Владимирский и Царскосельский (Московский) проспекты, Сенатская площадь и многие другие площади и улицы сошли с чертежей Еропкина и воплотились в камень мостовых и домов блистательного Петербурга. Строгий и стройный вид городу придавали его регулярные улицы и набережные. Для приплывающего из Кронштадта иностранца город разворачивался чудесной панорамой. «По обеим сторонам Невы, – вспоминает датчанин П. Хафен, – стояли отличные дома, все каменные в четыре этажа, построенные на один манер и выкрашенные желтой и белой краской». Потом путешественник поражался удивительной гладкости мостовых, чистоте и порядку на улицах столицы.
Царицу можно было часто видеть на улицах города, особенно зимой. Гулянье на санях по Невской першпективе особенно нравилось Анне Иоанновне, а легкий морозец и быстрая езда улучшали самочувствие и аппетит. Летом же город пустел – двор выезжал в Петергоф, зато особенно оживленной была Нева – ее заполняли сотни судов и суденышек. Сверху, с Ладоги, везли в столицу бесчисленные товары – богатство России, а с запада в Неву входили суда разных стран, чтобы пристать к причалам торгового порта на Стрелке Васильевского острова.

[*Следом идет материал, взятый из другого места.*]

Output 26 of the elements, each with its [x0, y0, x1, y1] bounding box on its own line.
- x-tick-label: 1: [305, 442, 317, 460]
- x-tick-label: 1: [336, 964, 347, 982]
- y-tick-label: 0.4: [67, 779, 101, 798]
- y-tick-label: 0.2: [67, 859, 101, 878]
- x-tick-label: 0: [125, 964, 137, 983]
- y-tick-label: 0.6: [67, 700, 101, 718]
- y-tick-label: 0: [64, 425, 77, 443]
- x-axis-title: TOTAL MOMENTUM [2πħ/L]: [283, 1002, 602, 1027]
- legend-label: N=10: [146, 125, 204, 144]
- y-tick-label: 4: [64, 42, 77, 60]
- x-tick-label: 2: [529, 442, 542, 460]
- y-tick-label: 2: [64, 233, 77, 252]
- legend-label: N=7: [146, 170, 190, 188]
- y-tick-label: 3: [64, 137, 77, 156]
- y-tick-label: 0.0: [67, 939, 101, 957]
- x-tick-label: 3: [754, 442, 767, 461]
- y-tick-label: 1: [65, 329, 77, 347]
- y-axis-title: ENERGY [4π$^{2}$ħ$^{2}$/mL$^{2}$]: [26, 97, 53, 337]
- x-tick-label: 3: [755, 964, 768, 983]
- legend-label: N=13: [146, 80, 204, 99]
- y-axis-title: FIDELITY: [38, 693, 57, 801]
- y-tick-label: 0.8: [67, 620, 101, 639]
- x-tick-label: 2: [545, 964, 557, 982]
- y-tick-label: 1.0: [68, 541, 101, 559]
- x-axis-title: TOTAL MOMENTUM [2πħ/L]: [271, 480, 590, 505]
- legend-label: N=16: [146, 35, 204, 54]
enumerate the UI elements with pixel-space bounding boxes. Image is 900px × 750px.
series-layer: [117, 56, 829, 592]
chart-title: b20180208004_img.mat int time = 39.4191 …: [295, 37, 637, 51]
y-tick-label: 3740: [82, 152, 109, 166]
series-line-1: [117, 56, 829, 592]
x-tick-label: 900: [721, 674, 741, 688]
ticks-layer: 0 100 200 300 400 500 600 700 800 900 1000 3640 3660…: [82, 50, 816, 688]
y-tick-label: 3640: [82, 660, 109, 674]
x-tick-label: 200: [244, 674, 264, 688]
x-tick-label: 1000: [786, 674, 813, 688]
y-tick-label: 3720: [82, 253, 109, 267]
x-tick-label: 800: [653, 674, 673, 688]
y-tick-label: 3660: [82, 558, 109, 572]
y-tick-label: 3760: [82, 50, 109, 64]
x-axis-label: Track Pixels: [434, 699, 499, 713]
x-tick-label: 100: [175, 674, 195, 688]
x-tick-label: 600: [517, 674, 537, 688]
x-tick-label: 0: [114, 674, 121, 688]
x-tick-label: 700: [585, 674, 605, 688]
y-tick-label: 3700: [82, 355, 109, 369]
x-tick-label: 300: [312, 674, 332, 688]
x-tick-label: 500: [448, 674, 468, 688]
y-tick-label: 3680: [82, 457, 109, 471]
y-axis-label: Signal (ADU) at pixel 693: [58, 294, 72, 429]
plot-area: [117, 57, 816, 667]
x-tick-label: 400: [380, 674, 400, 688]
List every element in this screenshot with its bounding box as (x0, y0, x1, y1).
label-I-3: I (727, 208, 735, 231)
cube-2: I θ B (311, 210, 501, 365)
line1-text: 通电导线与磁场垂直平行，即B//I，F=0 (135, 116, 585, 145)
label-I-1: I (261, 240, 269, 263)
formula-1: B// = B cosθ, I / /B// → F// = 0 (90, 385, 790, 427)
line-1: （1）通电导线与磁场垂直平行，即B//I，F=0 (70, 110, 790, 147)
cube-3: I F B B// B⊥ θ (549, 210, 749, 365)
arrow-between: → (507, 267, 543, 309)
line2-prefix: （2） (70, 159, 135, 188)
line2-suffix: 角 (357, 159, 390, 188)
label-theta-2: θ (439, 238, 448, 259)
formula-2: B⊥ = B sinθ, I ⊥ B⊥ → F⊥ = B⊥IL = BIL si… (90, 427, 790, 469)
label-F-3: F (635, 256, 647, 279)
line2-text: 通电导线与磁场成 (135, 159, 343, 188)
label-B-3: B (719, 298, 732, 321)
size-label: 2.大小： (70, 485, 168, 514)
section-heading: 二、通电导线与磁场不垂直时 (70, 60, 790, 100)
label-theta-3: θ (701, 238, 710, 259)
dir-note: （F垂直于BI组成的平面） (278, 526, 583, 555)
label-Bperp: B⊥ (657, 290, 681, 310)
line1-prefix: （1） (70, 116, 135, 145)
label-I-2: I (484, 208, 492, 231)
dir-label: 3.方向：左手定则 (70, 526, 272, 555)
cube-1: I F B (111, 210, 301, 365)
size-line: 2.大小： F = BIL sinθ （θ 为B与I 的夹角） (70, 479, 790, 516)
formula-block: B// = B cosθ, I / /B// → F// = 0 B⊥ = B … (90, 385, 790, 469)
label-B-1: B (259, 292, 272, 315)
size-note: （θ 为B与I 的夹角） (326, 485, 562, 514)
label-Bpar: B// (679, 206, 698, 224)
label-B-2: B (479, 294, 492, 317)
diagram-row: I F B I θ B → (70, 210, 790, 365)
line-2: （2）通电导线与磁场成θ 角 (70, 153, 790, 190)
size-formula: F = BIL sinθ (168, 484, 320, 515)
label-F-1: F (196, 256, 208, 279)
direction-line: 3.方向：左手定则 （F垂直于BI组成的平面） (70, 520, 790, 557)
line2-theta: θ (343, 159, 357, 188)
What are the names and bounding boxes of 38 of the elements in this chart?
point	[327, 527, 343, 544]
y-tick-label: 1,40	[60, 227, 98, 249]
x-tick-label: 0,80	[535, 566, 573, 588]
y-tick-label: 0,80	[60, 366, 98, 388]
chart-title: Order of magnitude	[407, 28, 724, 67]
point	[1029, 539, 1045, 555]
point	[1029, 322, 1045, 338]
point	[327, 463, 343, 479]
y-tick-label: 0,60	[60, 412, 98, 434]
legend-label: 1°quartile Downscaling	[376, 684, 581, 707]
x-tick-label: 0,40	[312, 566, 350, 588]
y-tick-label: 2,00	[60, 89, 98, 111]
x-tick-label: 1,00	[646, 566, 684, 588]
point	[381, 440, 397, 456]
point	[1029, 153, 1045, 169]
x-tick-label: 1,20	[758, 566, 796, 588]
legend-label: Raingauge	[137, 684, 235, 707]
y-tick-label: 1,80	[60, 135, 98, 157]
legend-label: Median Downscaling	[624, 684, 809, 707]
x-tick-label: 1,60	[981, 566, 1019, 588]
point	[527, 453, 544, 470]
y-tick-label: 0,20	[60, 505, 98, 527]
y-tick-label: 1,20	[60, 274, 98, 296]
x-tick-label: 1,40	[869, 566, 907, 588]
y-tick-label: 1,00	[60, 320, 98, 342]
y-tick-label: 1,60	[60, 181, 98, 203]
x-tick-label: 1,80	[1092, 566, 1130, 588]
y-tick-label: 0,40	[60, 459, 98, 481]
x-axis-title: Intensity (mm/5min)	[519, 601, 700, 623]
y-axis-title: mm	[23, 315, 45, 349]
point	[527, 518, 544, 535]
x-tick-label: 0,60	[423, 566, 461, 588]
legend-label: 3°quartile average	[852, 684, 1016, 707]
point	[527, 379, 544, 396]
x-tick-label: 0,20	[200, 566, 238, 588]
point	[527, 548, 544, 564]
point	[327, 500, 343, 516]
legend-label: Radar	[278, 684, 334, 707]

Здесь неподалеку, в треугольнике между Стрелкой, Петропавловской крепостью и Зимним дворцом, устраивались зимой на льду Невы молебны у проруби в день Водосвятия, парады армии, фейерверки. Столица пышно отмечала утвержденные законом календарные празднества, и небо над городом, и так часто озаряемое северным сиянием, блистало от фейерверочных огней. Особую забаву составляло кормление народа за казенный счет. Как писал Эрнст Миних, «народ по данному сигналу бросился на выставленного на площади жареного быка и другие съестные припасы, равно как и на вино, и на водку, которые фонтаном били в нарочно сделанные большие бассейны». С высокого балкона на народное веселье, огненное великолепие в небе, на весь этот город благосклонно смотрела высокая, тучная женщина в роскошной царской шубе. Ее жизнь была уже навсегда связана с этим городом, с этими берегами.
Академия де сианс
Академия наук была украшением Петербурга. В принципе самой Анне Иоанновне наука была не нужна. Она отлично обошлась бы и без Академии наук, или, как тогда ее называли, Академии де сианс. Но Академию завел Петр Великий, ее существование прибавляло престижа монархии, наконец, от ученых тоже бывала польза: они могли наладить лесопильную мельницу на верфи, составить новую ландкарту России, найти полезные ископаемые или «сочинить» фейерверк. Вот, например, академик Жозеф Никола Делиль, или, по-русски, – Осип Николаевич. От него была очень большая польза – недаром астронома известнее в Европе тогда не было. Он регулярно доставлял во дворец «невтонианскую трубу длиною 7 футов» и другие инструменты, и императрица самолично наблюдала кольца на Сатурне и «объявила о сем всемилостивейшее удовольствие». Делилю принадлежит идея знаменитого полуденного сигнала пушки: по точнейшим астрономическим часам он отмечал полдень, давал сигнал из башни Кунсткамеры – и с бастиона крепости палила пушка. Так и стреляет она ровно в полдень по сей день.
С огромным удовольствием Анна Иоанновна посещала Кунсткамеру, дивясь хитроумным станкам личного токаря Петра – Андрея Нартова, рассматривала восковую персону своего грозного «батюшки-дядюшки». Крутилась для нее и сфера гигантского Готторпского глобуса. Удивлялась она и коллекциям сибирской экспедиции академика Г. Д. Мессершмидта, который целых десять лет путешествовал по Сибири (заметим – добровольно!) и собрал уникальные экспонаты. Вероятно, показывали Анне Иоанновне и типографию академии, где стали выходить первые отечественные научные журналы и газета – «Санкт-Петербургские ведомости».
Но для Анны Иоанновны, как и для многих ее современников, наука имела преимущественно прикладное и развлекательное значение, на ученых смотрели как на чиновников специфического ведомства. Сама императрица вряд ли разделила бы гелиоцентрическую концепцию мироздания Коперника, если бы она, конечно, смогла ее понять. Наука наукой, кольца Сатурна – одно, а по поводу пойманной волшебницы бабы Агафьи Дмитриевой подписала указ: собрать комиссию и учинить ей «пробу» – сможет ли она, как говорили, обернуться козой или собакой.